17 May 2016
During an inspection looking at part of the service
Sydmar Lodge provides accommodation for up to 57 people who require support with their personal care. The service provides support for older people and people living with dementia. At this inspection, the manager informed us there were 40 people using the service during the inspection. The premise is a purpose-built care home with passenger lift access to the first and second floor.
The provider recently employed a new manager who was in the process of applying to become the registered manager for the service. A registered manager is a person who has registered with the Care Quality Commission to manage the service and has the legal responsibility for meeting the requirements of the law. Like registered providers, they are ‘registered persons’. Registered persons have legal responsibility for meeting the requirements in the Health and Social Care Act 2008 and associated Regulations about how the service is run.
We previously visited this service for an unannounced focussed inspection on 24 August 2015. During that visit, we found that people were not protected against the risk associated with the unsafe management of medicines, which was a breach of regulations.
At this focussed inspection, we checked to see that improvements had been implemented by the service in order to address the breach of regulations. This report only covers our findings in relation to that. Reports from our last comprehensive inspections are available on our website by selecting the “all reports” link for Sydmar Lodge at www.cqc.org.uk.
At this inspection on 17 May 2016 we looked at arrangements for the management of medicines and found that improvements had been made. We reviewed the provider’s action plan and saw evidence of the actions they had taken.
We looked at the management of medicines.
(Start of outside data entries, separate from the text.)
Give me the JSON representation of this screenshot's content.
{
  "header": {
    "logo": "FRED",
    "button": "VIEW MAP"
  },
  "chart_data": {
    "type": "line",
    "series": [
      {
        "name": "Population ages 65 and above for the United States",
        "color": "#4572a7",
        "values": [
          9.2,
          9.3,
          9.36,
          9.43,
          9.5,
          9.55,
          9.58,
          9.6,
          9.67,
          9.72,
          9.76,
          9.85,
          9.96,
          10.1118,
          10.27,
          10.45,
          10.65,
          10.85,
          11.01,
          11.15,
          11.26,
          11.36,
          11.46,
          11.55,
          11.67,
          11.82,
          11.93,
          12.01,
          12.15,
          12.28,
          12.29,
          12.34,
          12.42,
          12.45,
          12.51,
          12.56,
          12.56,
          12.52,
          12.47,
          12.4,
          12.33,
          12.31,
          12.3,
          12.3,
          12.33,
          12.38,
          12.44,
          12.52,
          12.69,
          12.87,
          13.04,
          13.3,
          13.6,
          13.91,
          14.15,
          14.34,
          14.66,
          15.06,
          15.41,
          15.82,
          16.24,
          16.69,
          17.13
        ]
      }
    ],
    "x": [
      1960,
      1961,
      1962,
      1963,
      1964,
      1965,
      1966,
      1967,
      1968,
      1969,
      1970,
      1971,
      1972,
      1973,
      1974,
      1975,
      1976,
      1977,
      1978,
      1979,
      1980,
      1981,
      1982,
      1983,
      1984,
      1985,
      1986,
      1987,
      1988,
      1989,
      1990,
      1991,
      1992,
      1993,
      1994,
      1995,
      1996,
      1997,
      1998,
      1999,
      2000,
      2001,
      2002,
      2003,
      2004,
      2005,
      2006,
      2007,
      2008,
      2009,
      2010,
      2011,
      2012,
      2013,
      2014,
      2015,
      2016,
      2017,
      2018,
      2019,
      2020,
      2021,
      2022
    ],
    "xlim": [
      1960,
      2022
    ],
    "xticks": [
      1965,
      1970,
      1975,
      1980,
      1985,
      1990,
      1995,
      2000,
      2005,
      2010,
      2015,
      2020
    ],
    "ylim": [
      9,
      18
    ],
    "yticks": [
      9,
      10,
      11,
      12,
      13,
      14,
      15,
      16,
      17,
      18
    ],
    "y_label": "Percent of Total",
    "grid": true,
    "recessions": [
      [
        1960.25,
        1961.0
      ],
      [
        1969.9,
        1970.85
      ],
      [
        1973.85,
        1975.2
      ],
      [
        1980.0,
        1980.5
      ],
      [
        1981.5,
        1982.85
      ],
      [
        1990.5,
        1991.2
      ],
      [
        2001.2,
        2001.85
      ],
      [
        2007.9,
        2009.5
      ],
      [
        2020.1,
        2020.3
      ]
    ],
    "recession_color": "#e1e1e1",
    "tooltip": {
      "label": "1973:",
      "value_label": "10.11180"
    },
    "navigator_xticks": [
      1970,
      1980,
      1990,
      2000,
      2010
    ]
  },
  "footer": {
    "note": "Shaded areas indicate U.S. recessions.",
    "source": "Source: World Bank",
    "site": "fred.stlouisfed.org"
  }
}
There were concerns at the last inspection that people may not have been receiving their medicines as prescribed. We saw improvements had been made to the ordering process for repeat medicines to ensure people got their medicines on time and that regular stock checks were being carried out. We found no incidences on this inspection where people had not received their medicines as prescribed. This was an improvement in comparison with our previous visit.
We have, however, made a recommendation about the management of medicines. This is because some staff who administer medicines had not received appropriate training. There was also no documentation of regular pain assessment or the use of any pain assessment tools. This meant that people’s pain may not be appropriately managed, especially for those with dementia whose medicines were prescribed as ‘when required’.